Spiega la Corte che il procedimento di adozione in casi particolari è finalizzato all'ottenimento di un riconoscimento di status giuridico e affettivo che deve essere concesso, previo un rigoroso accertamento della corrispondenza della scelta all'interesse del minore, qualora la relazione affettiva in essere con il minore sia stabile, continuativa e pregna dei doveri di cura, educazione e assistenza incombenti sui genitori.

Non si può ritenere che la relazione tra persone dello stesso sesso sia potenzialmente dannosa e in contrasto con l'interesse del minore, poiché un ragionamento di tal fatta è di natura discriminatoria, conseguentemente deve escludersi la configurabilità generalizzata di un conflitto d'interessi.

La sentenza oggetto di esame affronta, nella seconda parte, l'interpretazione della lettera D dell'art. 44 legge adozione, giungendo ad affermare che la constatata impossibilità di affidamento preadottivo deve essere intesa anche in senso giuridico e non solo fattuale.
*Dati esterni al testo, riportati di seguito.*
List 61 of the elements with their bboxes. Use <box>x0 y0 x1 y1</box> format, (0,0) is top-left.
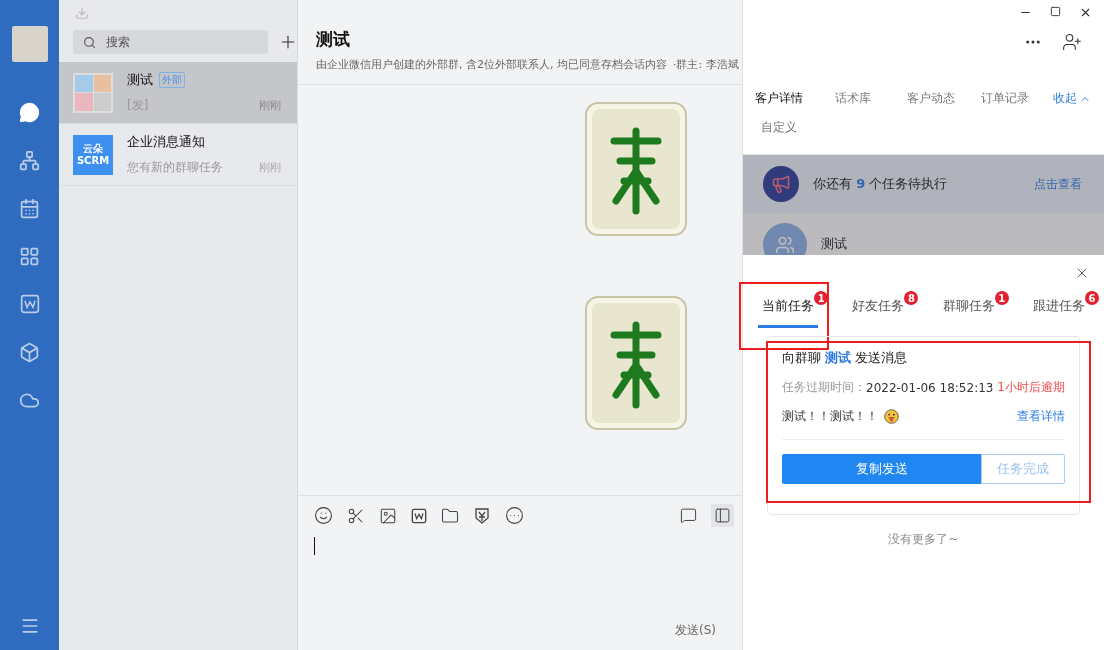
view-link[interactable]: 点击查看 <box>1034 175 1082 193</box>
group-owner: ·群主: 李浩斌 <box>673 57 739 72</box>
user-avatar[interactable] <box>11 26 48 62</box>
w-doc-icon <box>19 294 40 314</box>
calendar-icon <box>19 197 40 219</box>
panel-tab[interactable]: 客户动态 <box>907 90 981 107</box>
overdue-text: 1小时后逾期 <box>997 379 1065 396</box>
message-preview: 您有新的群聊任务 <box>127 159 224 176</box>
conversation-item[interactable]: 云朵 SCRM 企业消息通知 您有新的群聊任务 刚刚 <box>59 124 297 186</box>
folder-icon[interactable] <box>441 506 459 525</box>
expiry-label: 任务过期时间： <box>782 379 866 396</box>
count-badge: 1 <box>814 291 829 305</box>
image-icon[interactable] <box>379 506 397 525</box>
message-time: 刚刚 <box>259 160 281 175</box>
grid-icon <box>19 245 40 267</box>
collapse-link[interactable]: 收起 <box>1053 90 1091 107</box>
group-avatar <box>73 72 113 113</box>
detail-link[interactable]: 查看详情 <box>1017 408 1065 425</box>
text-cursor <box>314 537 315 555</box>
end-of-list-text: 没有更多了~ <box>887 531 960 548</box>
panel-tab[interactable]: 客户详情 <box>755 90 835 107</box>
org-chart-icon <box>19 149 40 171</box>
group-link[interactable]: 测试 <box>825 349 851 367</box>
chat-description: 由企业微信用户创建的外部群, 含2位外部联系人, 均已同意存档会话内容 <box>316 57 667 72</box>
tongue-emoji-icon <box>884 409 899 424</box>
w-doc-icon <box>411 507 427 524</box>
conversation-name: 测试 <box>127 71 153 89</box>
copy-send-button[interactable]: 复制发送 <box>782 454 981 484</box>
history-icon[interactable] <box>680 507 697 524</box>
external-tag: 外部 <box>159 72 185 88</box>
task-title: 发送消息 <box>855 349 907 367</box>
panel-tab[interactable]: 自定义 <box>755 119 831 136</box>
megaphone-icon <box>763 166 799 202</box>
task-notice: 你还有 9 个任务待执行 <box>813 175 949 193</box>
close-window-button[interactable] <box>1079 6 1092 19</box>
task-message: 测试！！测试！！ <box>782 408 878 425</box>
cube-icon <box>19 341 40 363</box>
task-title: 向群聊 <box>782 349 821 367</box>
side-panel-icon[interactable] <box>714 507 731 524</box>
count-badge: 1 <box>994 291 1009 305</box>
count-badge: 6 <box>1084 291 1099 305</box>
count-badge: 8 <box>904 291 919 305</box>
panel-tab[interactable]: 话术库 <box>835 90 907 107</box>
message-time: 刚刚 <box>259 98 281 113</box>
send-button[interactable]: 发送(S) <box>669 621 722 640</box>
chat-icon <box>19 101 40 123</box>
emoji-icon[interactable] <box>314 506 333 525</box>
add-member-icon[interactable] <box>1062 32 1082 52</box>
search-field[interactable]: 搜索 <box>73 30 268 54</box>
panel-tab[interactable]: 订单记录 <box>981 90 1053 107</box>
screenshot-icon[interactable] <box>347 506 365 525</box>
expiry-time: 2022-01-06 18:52:13 <box>866 380 995 395</box>
yen-shield-icon[interactable] <box>473 506 491 525</box>
conversation-name: 企业消息通知 <box>127 133 205 151</box>
search-icon <box>83 35 96 49</box>
search-input[interactable]: 搜索 <box>104 30 258 54</box>
chat-title: 测试 <box>316 28 351 51</box>
scrm-logo: 云朵 SCRM <box>73 134 113 175</box>
more-icon[interactable] <box>505 506 524 525</box>
maximize-button[interactable] <box>1050 6 1061 19</box>
contact-name: 测试 <box>821 235 847 253</box>
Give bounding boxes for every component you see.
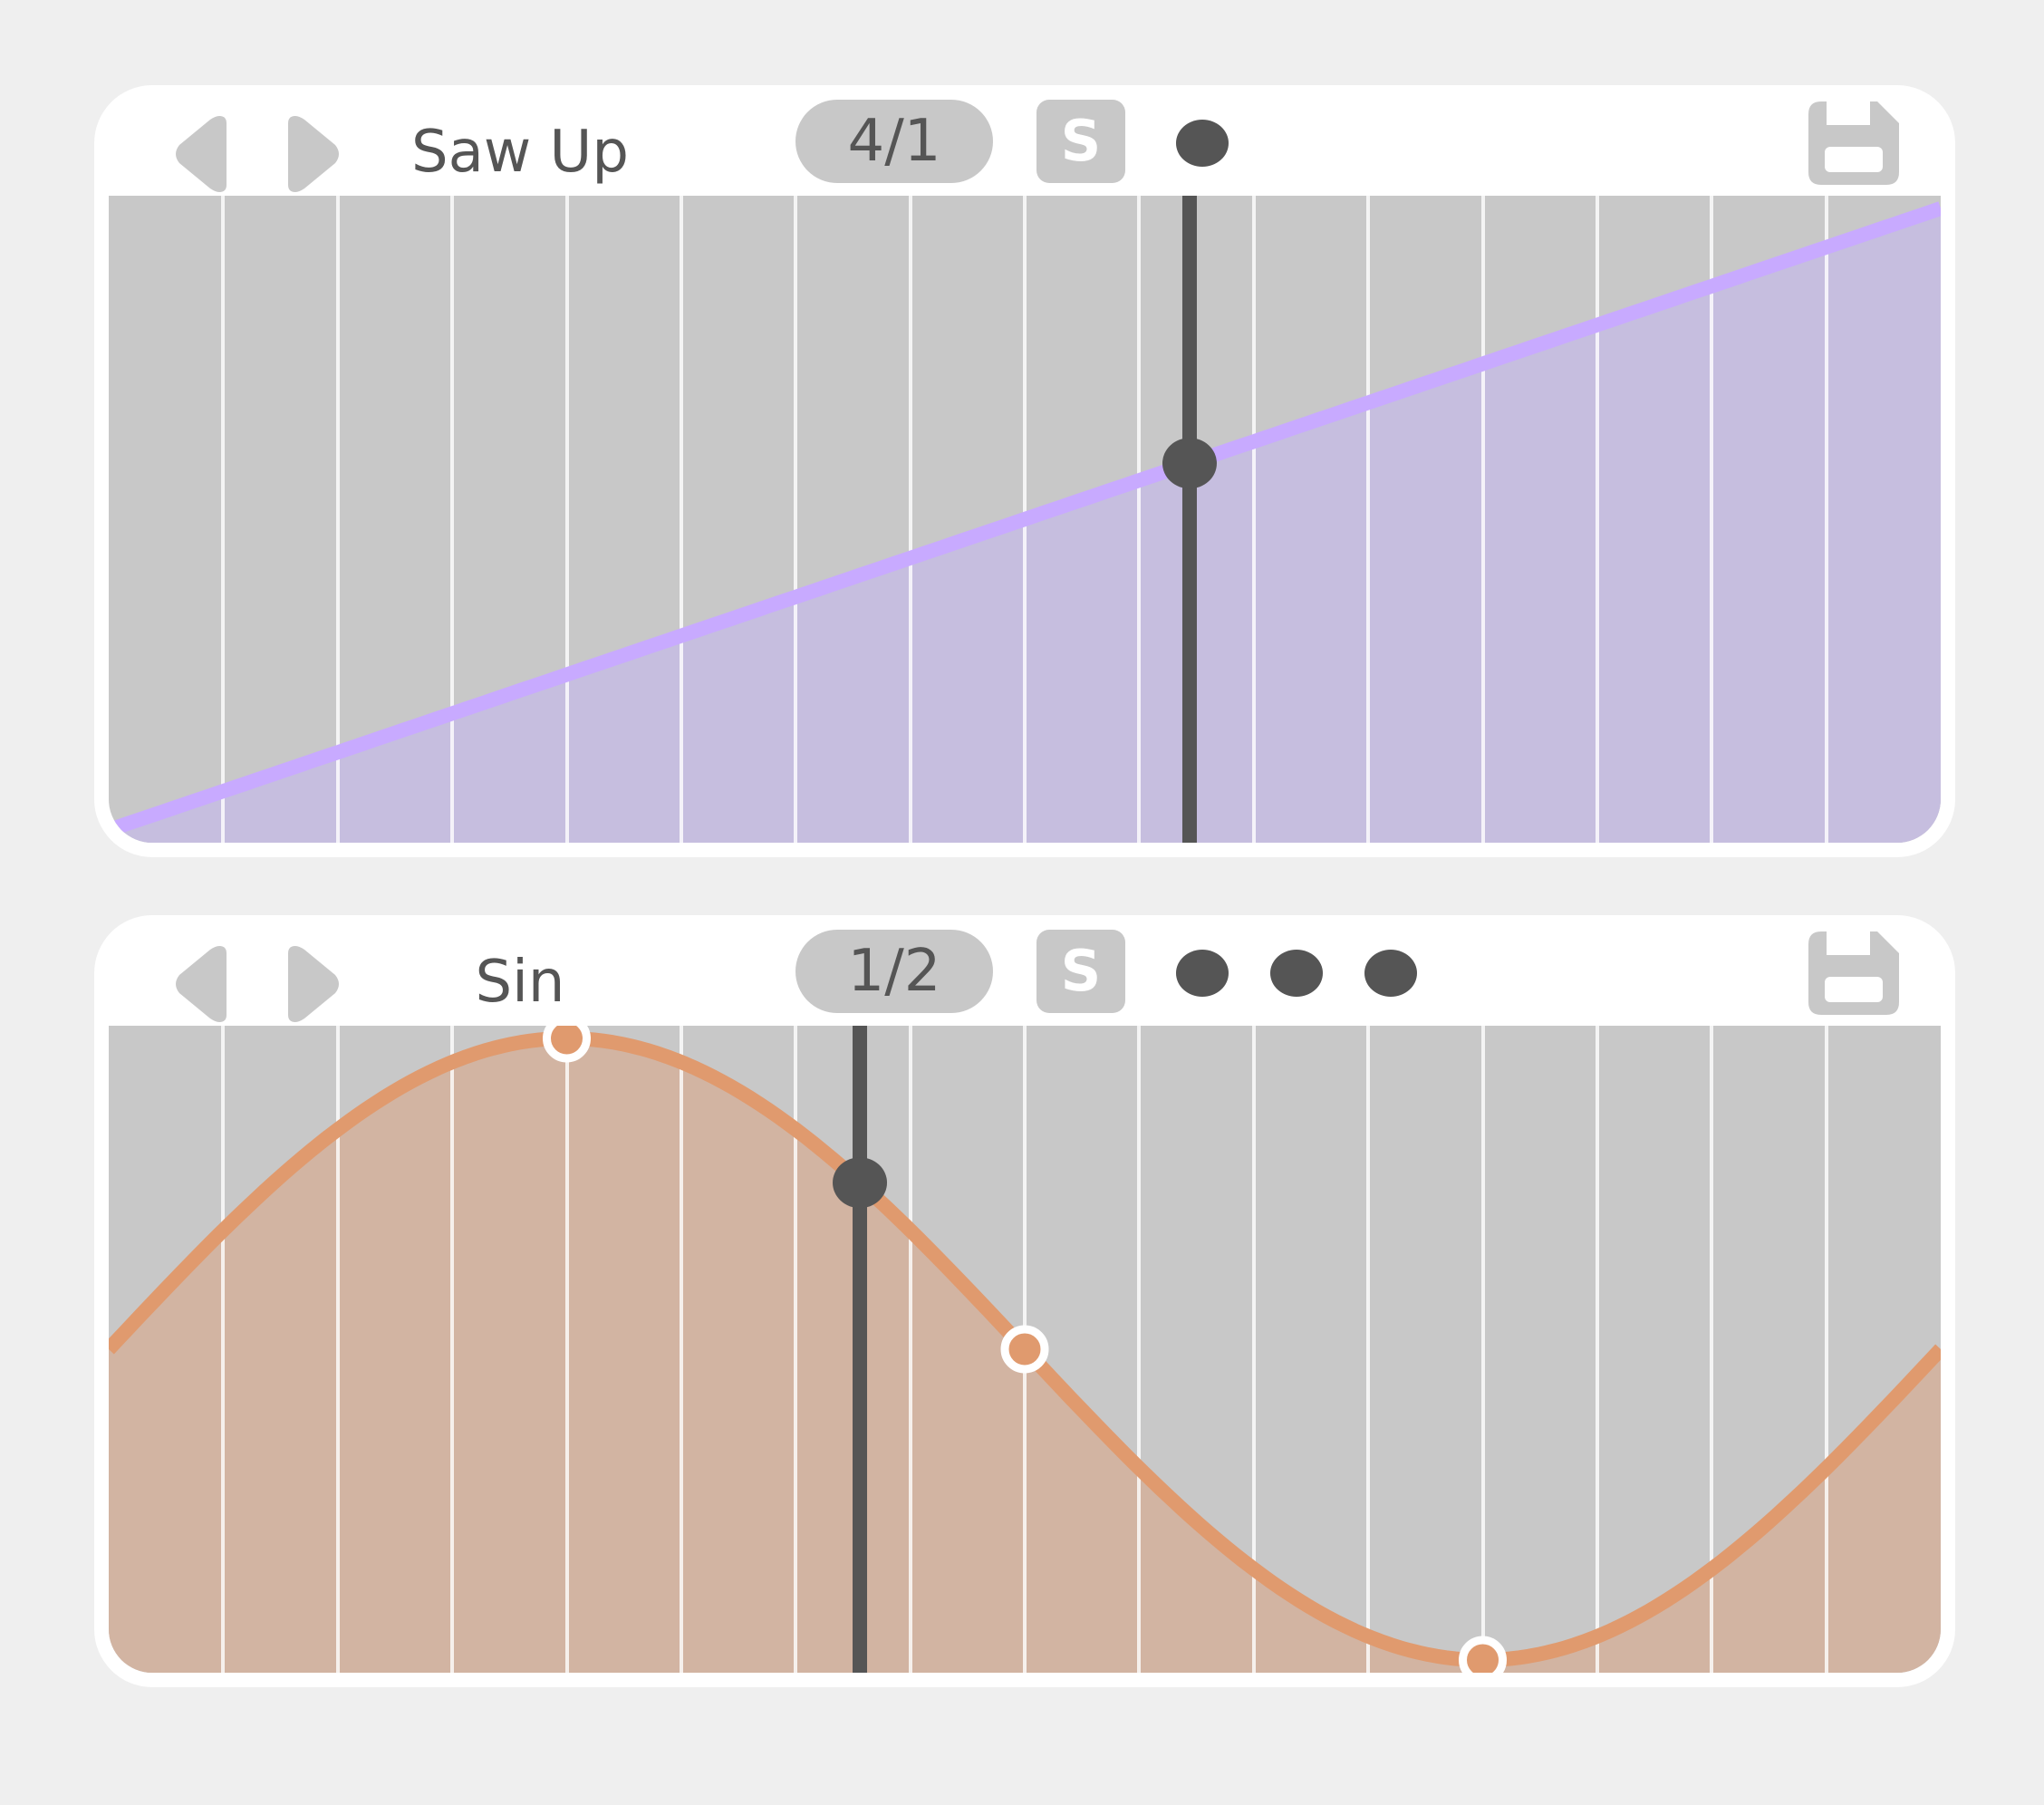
- triangle-right-icon: [288, 946, 339, 1022]
- waveform-name: Sin: [475, 949, 565, 1016]
- next-waveform-button[interactable]: [279, 109, 348, 199]
- waveform-canvas[interactable]: [109, 1026, 1941, 1673]
- playhead-handle[interactable]: [833, 1157, 888, 1209]
- snap-button[interactable]: S: [1036, 100, 1125, 183]
- control-point[interactable]: [1459, 1636, 1507, 1673]
- lfo-indicator-dot[interactable]: [1176, 120, 1229, 167]
- rate-selector[interactable]: 4/1: [795, 100, 993, 183]
- floppy-disk-icon: [1808, 101, 1899, 185]
- save-button[interactable]: [1805, 98, 1903, 188]
- waveform-graph[interactable]: [109, 196, 1941, 843]
- triangle-left-icon: [176, 116, 227, 192]
- control-point[interactable]: [1000, 1325, 1049, 1374]
- save-button[interactable]: [1805, 928, 1903, 1018]
- waveform-name: Saw Up: [411, 119, 629, 186]
- lfo-panel-1: Saw Up 4/1 S: [94, 85, 1955, 857]
- next-waveform-button[interactable]: [279, 939, 348, 1029]
- rate-selector[interactable]: 1/2: [795, 930, 993, 1013]
- playhead-handle[interactable]: [1162, 438, 1217, 489]
- control-point[interactable]: [543, 1026, 591, 1063]
- waveform-canvas[interactable]: [109, 196, 1941, 843]
- lfo-indicator-dot[interactable]: [1176, 950, 1229, 997]
- lfo-indicator-dot[interactable]: [1270, 950, 1323, 997]
- prev-waveform-button[interactable]: [167, 109, 236, 199]
- triangle-left-icon: [176, 946, 227, 1022]
- triangle-right-icon: [288, 116, 339, 192]
- prev-waveform-button[interactable]: [167, 939, 236, 1029]
- snap-button[interactable]: S: [1036, 930, 1125, 1013]
- lfo-panel-2: Sin 1/2 S: [94, 915, 1955, 1687]
- lfo-indicator-dot[interactable]: [1364, 950, 1417, 997]
- waveform-graph[interactable]: [109, 1026, 1941, 1673]
- floppy-disk-icon: [1808, 931, 1899, 1015]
Sul punto la procura generale aveva, invece, optato per la tesi restrittiva discorrendo di impossibilità di fatto.

Ammettono, i giudici di legittimità, che in passato tale norma sia stata applicata in luce restrittiva, ma col passare del tempo, anche a seguito di importanti interventi della Corte Costituzionale, tale orientamento è andato affievolendosi.

Secondo la Cassazione, dunque, è auspicabile una interpretazione più estensiva, che consenta di realizzare l'interesse del minore, conformemente anche alla ratio della norma in esame che è mirata a favorire il consolidamento dei rapporti tra il minore e le persone che già si prendono cura di lui stabilmente.

Non manca, infine, la corte di visionare gli orientamenti della Corte Europea che ha già affrontato problematiche inerenti la genitorialità omosessuale.

In definitiva, il filo conduttore di questa pregevole e significativa sentenza è il benessere del minore che deve essere garantito, ad ogni coppia, comprese quelle dello stesso sesso, e scevro di discriminazioni e valutazioni generalizzate.